I’ve been wanting to write a post about Brechtian influences on DomPam2 for a while now, but with trying to wrap up course work this semester and dealing with other life things, it’s been hard to focus on things that don’t have immediate deadlines. My general stress level has, in part, been heightened by last month’s US election, which affects us here in Canada pretty significantly, even though I honestly am glad to be back.
In times like these, I believe it’s more important than ever for artists to engage with politics in their work, even as some folks seem to get all bothered about it. “Artists are supposed to make people smile, not think.” “Games are supposed to be fun.” That sort of thing. And, well, sure, what I want to do is not going to make me popular or garner me a lot of Steam sales, because most people who play videogames seem to want to have fun and feel good, at least as I understand it.  And yet, I’m at a point where I can’t not make games that express the things I’m thinking and feeling.

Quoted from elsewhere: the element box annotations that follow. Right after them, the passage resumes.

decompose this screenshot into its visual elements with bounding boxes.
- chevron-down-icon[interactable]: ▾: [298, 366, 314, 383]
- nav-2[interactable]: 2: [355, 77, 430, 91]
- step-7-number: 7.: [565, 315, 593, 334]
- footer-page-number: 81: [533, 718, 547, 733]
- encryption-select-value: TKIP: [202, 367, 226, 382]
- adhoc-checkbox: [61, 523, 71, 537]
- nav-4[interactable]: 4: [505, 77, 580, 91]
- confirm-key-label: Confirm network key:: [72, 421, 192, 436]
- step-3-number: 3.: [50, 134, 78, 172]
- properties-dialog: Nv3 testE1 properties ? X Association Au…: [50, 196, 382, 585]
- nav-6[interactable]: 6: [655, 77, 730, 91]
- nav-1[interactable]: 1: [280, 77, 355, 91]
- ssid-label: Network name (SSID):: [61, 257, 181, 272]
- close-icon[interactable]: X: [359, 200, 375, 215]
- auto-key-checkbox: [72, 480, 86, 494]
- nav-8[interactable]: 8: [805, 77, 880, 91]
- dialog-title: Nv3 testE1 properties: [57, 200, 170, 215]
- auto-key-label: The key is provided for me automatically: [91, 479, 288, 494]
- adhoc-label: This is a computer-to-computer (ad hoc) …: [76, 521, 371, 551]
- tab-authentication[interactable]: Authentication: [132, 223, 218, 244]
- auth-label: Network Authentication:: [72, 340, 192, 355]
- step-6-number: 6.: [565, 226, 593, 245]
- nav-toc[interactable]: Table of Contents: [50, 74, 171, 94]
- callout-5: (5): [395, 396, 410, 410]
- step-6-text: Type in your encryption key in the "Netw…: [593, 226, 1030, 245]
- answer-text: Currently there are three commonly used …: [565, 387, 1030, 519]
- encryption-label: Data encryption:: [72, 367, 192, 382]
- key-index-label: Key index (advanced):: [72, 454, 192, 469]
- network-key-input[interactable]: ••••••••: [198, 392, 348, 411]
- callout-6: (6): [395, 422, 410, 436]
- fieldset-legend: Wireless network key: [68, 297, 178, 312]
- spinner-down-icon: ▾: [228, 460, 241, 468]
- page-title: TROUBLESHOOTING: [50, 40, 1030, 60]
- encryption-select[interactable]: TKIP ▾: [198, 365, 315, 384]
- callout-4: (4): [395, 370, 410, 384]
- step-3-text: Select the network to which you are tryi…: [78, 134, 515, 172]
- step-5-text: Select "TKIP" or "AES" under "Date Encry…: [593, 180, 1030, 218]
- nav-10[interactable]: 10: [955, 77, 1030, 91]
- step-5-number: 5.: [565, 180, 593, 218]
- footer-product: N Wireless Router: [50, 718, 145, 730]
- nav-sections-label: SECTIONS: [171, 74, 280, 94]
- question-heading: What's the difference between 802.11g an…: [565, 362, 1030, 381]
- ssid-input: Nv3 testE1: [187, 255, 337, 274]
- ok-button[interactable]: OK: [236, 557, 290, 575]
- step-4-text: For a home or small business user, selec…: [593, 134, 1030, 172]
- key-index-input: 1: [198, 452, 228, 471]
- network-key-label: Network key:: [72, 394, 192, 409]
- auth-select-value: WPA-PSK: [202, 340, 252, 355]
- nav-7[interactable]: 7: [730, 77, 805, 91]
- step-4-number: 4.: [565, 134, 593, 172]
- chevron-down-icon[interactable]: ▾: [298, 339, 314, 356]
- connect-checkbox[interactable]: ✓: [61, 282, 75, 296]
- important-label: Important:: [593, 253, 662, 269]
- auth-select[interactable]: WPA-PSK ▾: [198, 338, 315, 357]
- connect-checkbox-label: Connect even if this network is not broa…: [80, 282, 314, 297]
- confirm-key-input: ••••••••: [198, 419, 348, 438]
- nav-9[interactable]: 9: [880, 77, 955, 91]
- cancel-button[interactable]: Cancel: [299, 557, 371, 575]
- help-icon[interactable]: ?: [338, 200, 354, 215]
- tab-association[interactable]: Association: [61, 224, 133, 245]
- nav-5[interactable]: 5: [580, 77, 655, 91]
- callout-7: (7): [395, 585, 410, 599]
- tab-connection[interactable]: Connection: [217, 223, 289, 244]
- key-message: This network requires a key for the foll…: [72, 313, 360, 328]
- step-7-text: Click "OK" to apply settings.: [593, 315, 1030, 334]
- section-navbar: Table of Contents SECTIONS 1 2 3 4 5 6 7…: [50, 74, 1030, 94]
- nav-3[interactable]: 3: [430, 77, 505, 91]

So, Brecht. I first encountered Bertolt Brecht‘s work sometime after I released DomPam1, when people much smarter and more well-read than me started comparing it to The Threepenny Opera, and Weimar Germany-era cabaret theatre in general. So, of course, I eventually started to look into the stuff I was being compared to, and found it resonated with me in a big way. I mean, gee, I can’t imagine why, in this current political climate, I’d find a lot in common with a playwright who worked during the rise of fascism pre-WWII, but there you have it.